By taking account of the learner’s experience, their skills and their real needs, adaptive learning makes for more effective learning and, for some, a real saving of time. No need to dwell on what the learner already knows: they can concentrate solely on what they need to take in or consolidate.

4

Better ROI

Better efficiency and retention also mean, for companies, better trained people, trained faster. An investment worth making.
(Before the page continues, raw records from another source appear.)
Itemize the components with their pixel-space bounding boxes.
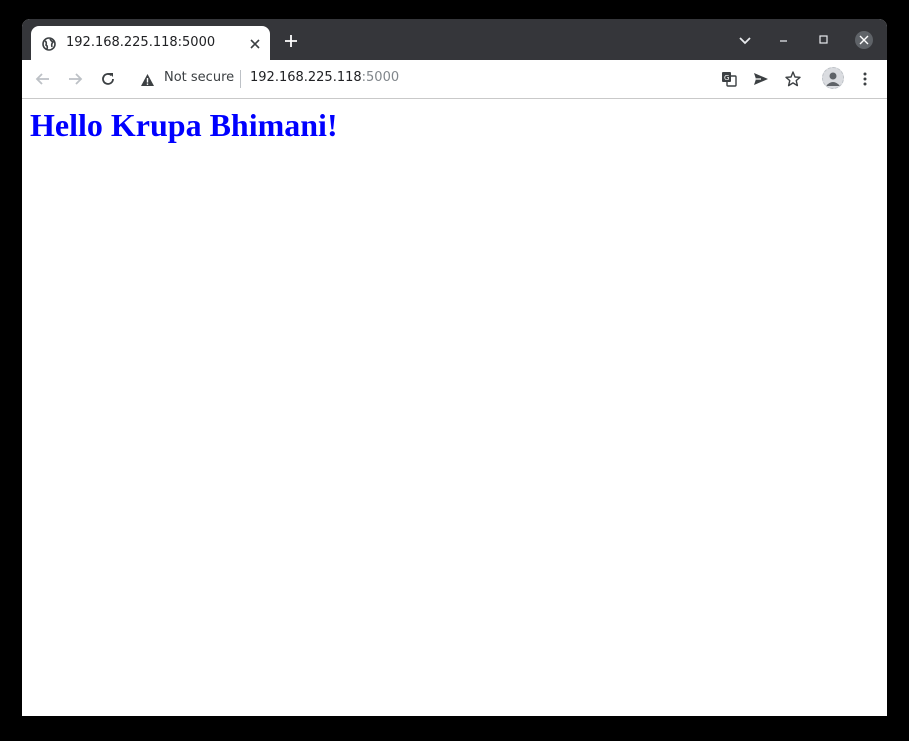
browser-tab[interactable]: 192.168.225.118:5000 bbox=[31, 26, 270, 60]
star-icon[interactable] bbox=[784, 70, 802, 88]
url-host: 192.168.225.118 bbox=[250, 70, 362, 85]
back-icon[interactable] bbox=[34, 70, 52, 88]
tab-search-icon[interactable] bbox=[736, 31, 754, 49]
browser-window: 192.168.225.118:5000 Not secure 192.168.… bbox=[22, 19, 887, 716]
url-port: :5000 bbox=[361, 70, 400, 85]
tab-close-icon[interactable] bbox=[248, 36, 262, 50]
send-icon[interactable] bbox=[752, 70, 770, 88]
tab-strip: 192.168.225.118:5000 bbox=[22, 19, 887, 60]
forward-icon[interactable] bbox=[66, 70, 84, 88]
translate-icon[interactable]: G bbox=[720, 70, 738, 88]
page-heading: Hello Krupa Bhimani! bbox=[30, 107, 338, 143]
close-icon[interactable] bbox=[854, 30, 873, 49]
profile-icon[interactable] bbox=[822, 67, 844, 89]
address-divider bbox=[240, 70, 241, 88]
address-bar[interactable]: 192.168.225.118:5000 bbox=[250, 70, 399, 85]
menu-icon[interactable] bbox=[856, 70, 874, 88]
new-tab-icon[interactable] bbox=[283, 33, 299, 49]
maximize-icon[interactable] bbox=[815, 31, 833, 49]
warning-icon[interactable] bbox=[140, 72, 155, 86]
browser-toolbar: Not secure 192.168.225.118:5000 G bbox=[22, 60, 887, 99]
security-label[interactable]: Not secure bbox=[164, 70, 234, 85]
svg-text:G: G bbox=[724, 74, 729, 82]
page-content: Hello Krupa Bhimani! bbox=[22, 99, 887, 716]
tab-title: 192.168.225.118:5000 bbox=[66, 35, 216, 50]
globe-icon bbox=[42, 36, 56, 51]
minimize-icon[interactable] bbox=[775, 31, 793, 49]
reload-icon[interactable] bbox=[99, 70, 117, 88]
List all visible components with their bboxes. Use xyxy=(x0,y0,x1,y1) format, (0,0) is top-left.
The limits of adaptive learning

1

A lack of maturity

Micro adaptive learning is in its infancy and has to grow alongside AI. It still needs a few years of development before it can show its full power and deliver on its promises.
Macro adaptive learning, on the other hand, has been with us for years. AI complements and partly automates what instructional designers were already doing very well. It is the familiar: “if you get questions 1, 3 and 7 wrong, then you need to study sequence A. If you get questions 2, 4 and 6 right, then sequence B counts as acquired.”

2

A poor fit for some subjects

Adaptive learning is perfect for some disciplines — those that rest on memorisation or on acquiring automatic responses — but it is, for now, less suited to subjects that are harder to break into sequences, such as those aimed at building skills in argument, reflection, or spoken and written expression.

3

Human support is still needed

The importance of social interaction in learning needs no demonstration. That is one of adaptive learning’s main limits: effective training, certainly, but dehumanised. Which is why it is essential to place adaptive learning within a broader approach that brings people back in. The parallel here is blended learning (combining distance and classroom training), which is far more effective than elearning alone.

4

A threat to privacy?

Adaptive learning is built on collecting a great deal of data. Is there a risk that this data will be used outside the training context? What does it reveal about our private lives? What could someone with bad intentions do with it?
Questions about data protection and privacy can and should be asked.

In closing

Adaptive learning is full of fine promises which, with the rapid development of AI, are on the way to being kept — in a future near enough to be worth paying attention to now.

Adaptive learning should be seen as a tool, not an end in itself: to get the most from it, use it with a clear view of its strengths and its limits, and take care to combine it with formats that bring people back into the picture, such as blended learning.